Pokoknya, kejelasan terhadap diri sendiri ini kayak bahan baku komunikasi kita, ya. Kalau kita udah lebih jelas tentang apa yang kita pikirkan, kemungkinan besar komunikasi kita bisa lebih lancar. Stres dan tekanan emosional juga bisa bikin ndak nyambung antara yang kita pikirin sama yang kita omongin. Gitu lho, dalam situasi yang penuh stres, kita mungkin aja kehilangan kendali atas kata-kata kita. Jadi, di kondisi kayak gini, kita jadi lebih gampang ngomong tanpa mikirin betul-betul dampaknya atau tanpa mikirin kata-katanya dengan baik. Jadinya bisa deh terjadi ketidakselarasan antara pikiran dan ucapan, di mana kata-kata yang keluar mungkin ndak sepenuhnya mencerminkan pikiran yang sebenarnya. Stress emang bisa jadi sumber ketidaknyamanan dalam komunikasi. Situasi yang penuh stres thu bisa bikin kita jadi agak kehilangan kendali, terutama dalam ngomong. Kita bisa aja lebih cenderung ngegas dan ngomong tanpa mikir panjang. Jadi, di kondisi kayak gini, bisa deh kata-kata yang keluar dari mulut kita jadi kurang pas atau malah ndak sepenuhnya mencerminkan apa yang kita pikirin.

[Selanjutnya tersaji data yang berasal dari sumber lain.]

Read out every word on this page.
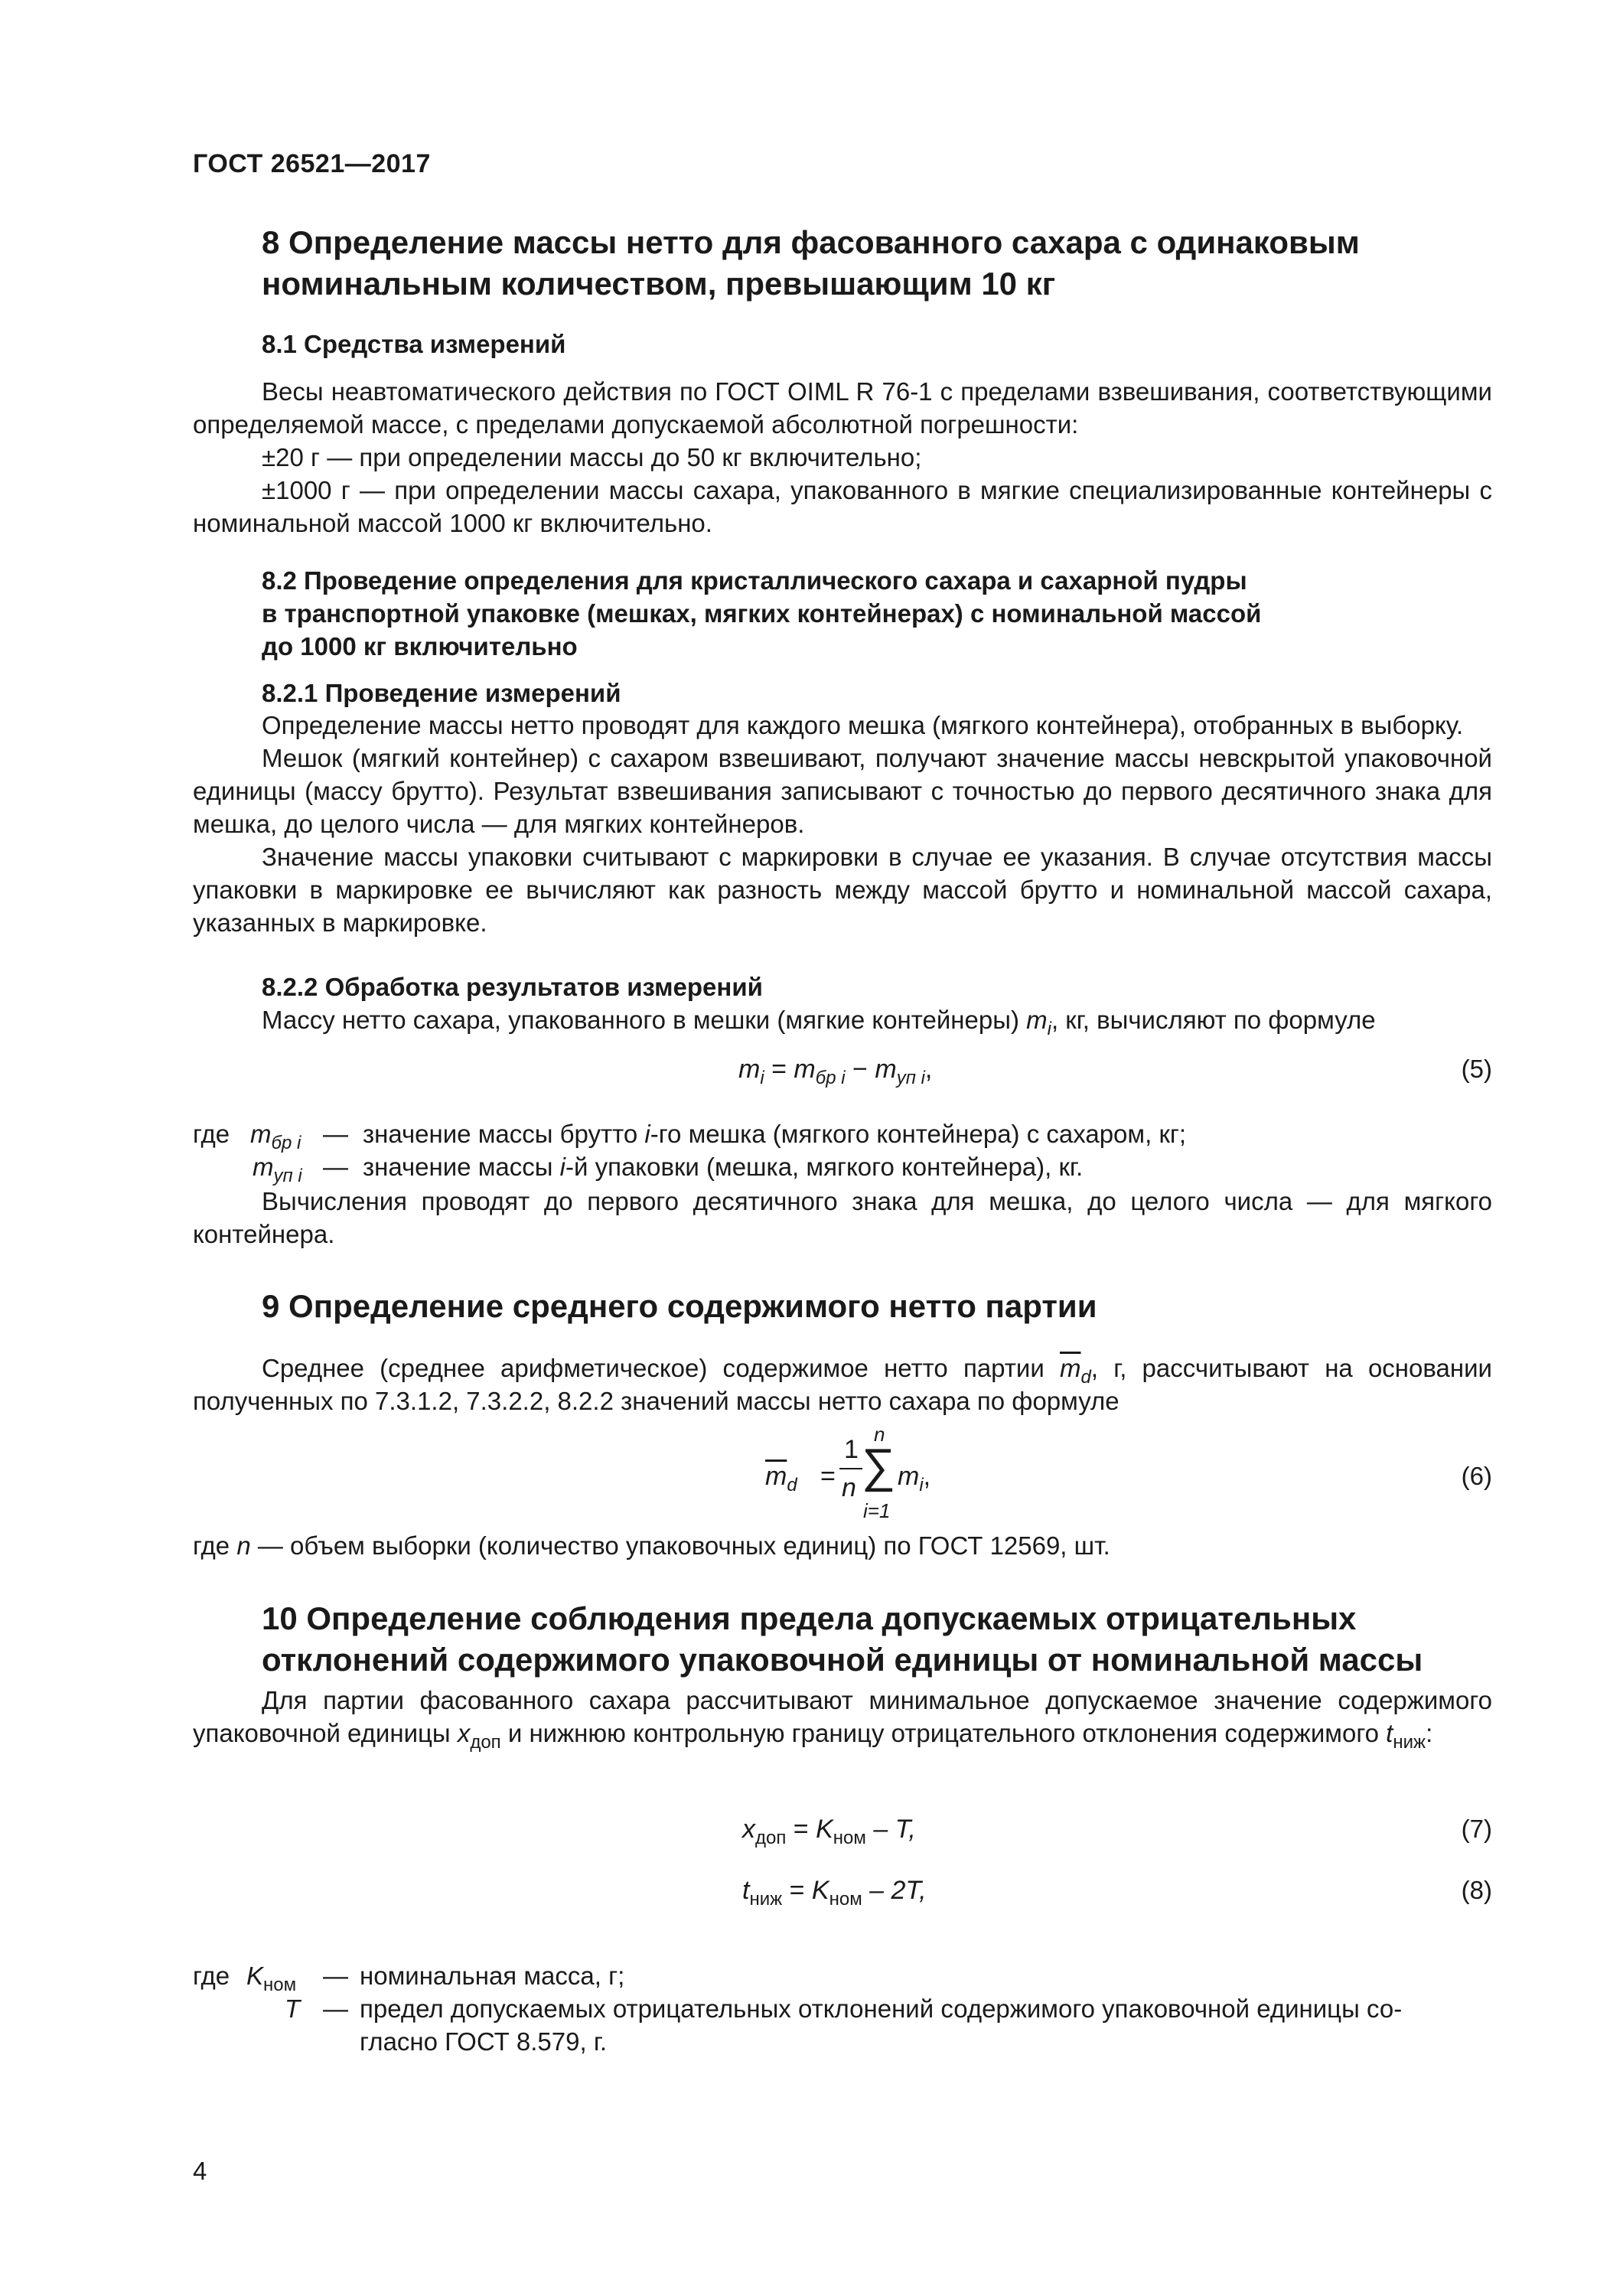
ГОСТ 26521—2017
8 Определение массы нетто для фасованного сахара с одинаковым
номинальным количеством, превышающим 10 кг
8.1 Средства измерений

Весы неавтоматического действия по ГОСТ OIML R 76-1 с пределами взвешивания, соответствующими определяемой массе, с пределами допускаемой абсолютной погрешности:

±20 г — при определении массы до 50 кг включительно;

±1000 г — при определении массы сахара, упакованного в мягкие специализированные контейнеры с номинальной массой 1000 кг включительно.

8.2 Проведение определения для кристаллического сахара и сахарной пудры
в транспортной упаковке (мешках, мягких контейнерах) с номинальной массой
до 1000 кг включительно
8.2.1 Проведение измерений

Определение массы нетто проводят для каждого мешка (мягкого контейнера), отобранных в выборку.

Мешок (мягкий контейнер) с сахаром взвешивают, получают значение массы невскрытой упаковочной единицы (массу брутто). Результат взвешивания записывают с точностью до первого десятичного знака для мешка, до целого числа — для мягких контейнеров.

Значение массы упаковки считывают с маркировки в случае ее указания. В случае отсутствия массы упаковки в маркировке ее вычисляют как разность между массой брутто и номинальной массой сахара, указанных в маркировке.

8.2.2 Обработка результатов измерений

Массу нетто сахара, упакованного в мешки (мягкие контейнеры) $m_i$, кг, вычисляют по формуле

$m_i = m_{бр i} - m_{уп i}$,	(5)
где $m_{бр i}$ — значение массы брутто i-го мешка (мягкого контейнера) с сахаром, кг;
$m_{уп i}$ — значение массы i-й упаковки (мешка, мягкого контейнера), кг.

Вычисления проводят до первого десятичного знака для мешка, до целого числа — для мягкого контейнера.

9 Определение среднего содержимого нетто партии

Среднее (среднее арифметическое) содержимое нетто партии $\overline{m}_d$, г, рассчитывают на основании полученных по 7.3.1.2, 7.3.2.2, 8.2.2 значений массы нетто сахара по формуле

$\overline{m}_d$ =
1
n
n
∑
i=1
$m_i$,	(6)

где n — объем выборки (количество упаковочных единиц) по ГОСТ 12569, шт.

10 Определение соблюдения предела допускаемых отрицательных
отклонений содержимого упаковочной единицы от номинальной массы

Для партии фасованного сахара рассчитывают минимальное допускаемое значение содержимого упаковочной единицы $x_{доп}$ и нижнюю контрольную границу отрицательного отклонения содержимого $t_{ниж}$:

$x_{доп} = K_{ном} - T$,	(7)
$t_{ниж} = K_{ном} - 2T$,	(8)
где $K_{ном}$ — номинальная масса, г;
T — предел допускаемых отрицательных отклонений содержимого упаковочной единицы со-
гласно ГОСТ 8.579, г.
4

Beda dengan saat kita lagi santai atau tenang, kan? Di situasi santai, kita biasanya lebih bisa mikirin kata-kata dengan lebih baik. Jadi, intinya, stres dan tekanan emosional ini bisa jadi penyebab ndak sinkron antara pikiran dan ucapan. Makanya, penting banget buat mengelola stres dengan baik supaya komunikasi kita tetap lancar dan ndak bermasalah. Terjadinya ketidak sinkron-an antara pikiran dan ucapan itu hal yang rumit banget dalam interaksi manusia, dan melibatkan banyak faktor. Nah, kalo kita bisa ngerti alasan di balik fenomena ini, kita jadi bisa lebih aware dan bisa berusaha buat bikin pikiran dan ucapan kita lebih konsisten. Salah satu caranya adalah dengan komunikasi yang jujur dan terbuka. Dengan begitu, kita bisa bantu mengurangi nya dan bikin pemahaman antar orang-orang di sekitar kita jadi lebih baik. Jadi, intinya, semakin kita paham dan semakin kita jujur dalam berkomunikasi, semakin kecil kemungkinan kita buat ngomong yang ndak sesuai sama yang kita pikirin.